1.Bykhovskaya I. M. Corporeality as a sociocultural phenomenon / I. M. Bykhovskaya // Culturology. XX century: dictionary. M., 1996.S. 464-467.

2. Kabakova G. About sweet kisses and bitter tears: Notes on body gastronomy /

The body in Russian culture: collection of articles. articles. / Comp. G. Kabakov and F. Comte. M., 2005.S. 67-77.

3. Koretskaya L. F. Corporeality of a person as an object of socio-humanitarian knowledge.: http: //izvestiaлsea.m/pdf.asp? id = 3513

4. Leleko VD The space of everyday life in European culture / VD Leleko. SPb, 2002. [Electronic resource]. CC: http://medialib.pspu.ru/page.php?id=1220

5. Moss M. Body techniques / M. Moss // Society. Exchange. Personality.

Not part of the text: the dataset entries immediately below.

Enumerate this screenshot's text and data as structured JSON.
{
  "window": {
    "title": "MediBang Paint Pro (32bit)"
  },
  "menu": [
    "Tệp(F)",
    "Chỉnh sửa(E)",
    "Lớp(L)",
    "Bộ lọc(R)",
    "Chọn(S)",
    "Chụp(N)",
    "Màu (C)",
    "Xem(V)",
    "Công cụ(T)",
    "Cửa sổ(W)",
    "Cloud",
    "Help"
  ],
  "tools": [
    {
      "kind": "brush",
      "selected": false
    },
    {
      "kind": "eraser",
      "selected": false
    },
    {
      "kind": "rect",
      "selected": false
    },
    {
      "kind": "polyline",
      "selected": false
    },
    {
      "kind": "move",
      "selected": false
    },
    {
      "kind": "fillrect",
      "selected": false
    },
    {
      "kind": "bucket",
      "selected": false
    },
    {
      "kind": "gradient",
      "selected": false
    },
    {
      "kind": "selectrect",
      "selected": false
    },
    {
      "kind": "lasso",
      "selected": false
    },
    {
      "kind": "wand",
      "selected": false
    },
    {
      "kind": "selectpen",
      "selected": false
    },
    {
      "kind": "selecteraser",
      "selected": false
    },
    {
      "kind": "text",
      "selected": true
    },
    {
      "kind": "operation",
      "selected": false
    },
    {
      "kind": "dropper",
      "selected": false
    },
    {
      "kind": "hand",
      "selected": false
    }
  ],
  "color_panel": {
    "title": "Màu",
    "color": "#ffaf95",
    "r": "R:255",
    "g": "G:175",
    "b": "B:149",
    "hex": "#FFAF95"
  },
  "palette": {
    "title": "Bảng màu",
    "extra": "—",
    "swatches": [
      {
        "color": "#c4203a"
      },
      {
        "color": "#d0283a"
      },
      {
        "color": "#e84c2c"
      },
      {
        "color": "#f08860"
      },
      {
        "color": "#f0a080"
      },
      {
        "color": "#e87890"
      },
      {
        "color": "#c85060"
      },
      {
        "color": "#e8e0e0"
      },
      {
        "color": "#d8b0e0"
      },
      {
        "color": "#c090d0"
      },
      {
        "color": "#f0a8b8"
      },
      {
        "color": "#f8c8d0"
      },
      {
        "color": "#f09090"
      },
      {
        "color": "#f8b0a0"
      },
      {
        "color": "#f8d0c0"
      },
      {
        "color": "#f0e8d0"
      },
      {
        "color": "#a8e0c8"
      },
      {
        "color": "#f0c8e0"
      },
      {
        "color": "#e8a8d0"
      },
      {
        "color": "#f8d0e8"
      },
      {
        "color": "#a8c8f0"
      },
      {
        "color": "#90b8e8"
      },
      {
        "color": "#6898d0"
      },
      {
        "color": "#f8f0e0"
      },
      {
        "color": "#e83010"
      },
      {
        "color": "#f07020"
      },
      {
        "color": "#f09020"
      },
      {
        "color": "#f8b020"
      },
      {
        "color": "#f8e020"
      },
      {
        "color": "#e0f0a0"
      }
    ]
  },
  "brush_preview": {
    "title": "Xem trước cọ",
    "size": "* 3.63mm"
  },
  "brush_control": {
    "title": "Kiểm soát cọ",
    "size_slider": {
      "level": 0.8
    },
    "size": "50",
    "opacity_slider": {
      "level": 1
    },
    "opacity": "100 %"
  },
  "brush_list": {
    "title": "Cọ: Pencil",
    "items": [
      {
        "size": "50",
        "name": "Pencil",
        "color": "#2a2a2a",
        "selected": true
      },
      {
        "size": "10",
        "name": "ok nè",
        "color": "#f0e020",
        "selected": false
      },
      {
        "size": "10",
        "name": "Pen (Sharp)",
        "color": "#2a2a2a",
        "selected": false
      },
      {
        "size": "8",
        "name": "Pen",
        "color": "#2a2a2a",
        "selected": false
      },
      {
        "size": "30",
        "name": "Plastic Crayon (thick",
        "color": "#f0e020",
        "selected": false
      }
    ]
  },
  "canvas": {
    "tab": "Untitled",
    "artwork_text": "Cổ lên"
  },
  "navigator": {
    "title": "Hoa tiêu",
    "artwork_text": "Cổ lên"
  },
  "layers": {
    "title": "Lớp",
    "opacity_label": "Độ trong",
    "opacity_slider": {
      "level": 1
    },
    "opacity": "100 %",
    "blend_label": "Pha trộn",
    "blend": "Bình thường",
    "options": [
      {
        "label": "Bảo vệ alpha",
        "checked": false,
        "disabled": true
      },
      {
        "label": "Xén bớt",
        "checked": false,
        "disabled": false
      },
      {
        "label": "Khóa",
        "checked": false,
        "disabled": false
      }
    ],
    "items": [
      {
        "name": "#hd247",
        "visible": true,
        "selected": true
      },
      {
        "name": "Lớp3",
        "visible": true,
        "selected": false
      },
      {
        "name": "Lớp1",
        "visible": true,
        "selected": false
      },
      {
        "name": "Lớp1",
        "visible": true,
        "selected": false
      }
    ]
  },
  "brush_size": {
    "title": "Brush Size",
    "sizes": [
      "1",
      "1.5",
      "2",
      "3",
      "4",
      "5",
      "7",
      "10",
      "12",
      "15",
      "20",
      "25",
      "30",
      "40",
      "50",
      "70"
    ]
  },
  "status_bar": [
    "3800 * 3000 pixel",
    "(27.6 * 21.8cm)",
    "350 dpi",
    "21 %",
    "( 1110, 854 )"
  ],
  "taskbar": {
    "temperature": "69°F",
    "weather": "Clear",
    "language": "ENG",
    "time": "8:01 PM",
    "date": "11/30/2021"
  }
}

M., 1996. [Electronic resource]. CC: http://docs.google.com/View?id=dcwmhwgh_13f3x6v3wn

6.: http://lib.ru/FILOSOF/PODOROGA_W/s_antropo.txt

7. Sontag S. Disease as a metaphor / S. Sontag // Foreign literature. 2003. No. 8.

8. Flier A. Ya. Nature and culture / A. Ya. Flier // Culturology. XX century: dictionary. M., 1996.S. 137-138.

9. Horuzhy S. S. Hermeneutics of corporality in spiritual traditions and modern

practices myself / S.S. Horuzhy. [Electronic resource]. CC: synergia-


Meanwhile, the ecology of the human body implies the responsibility of each of us for our own health, as well as responsibility in manipulating our bodies.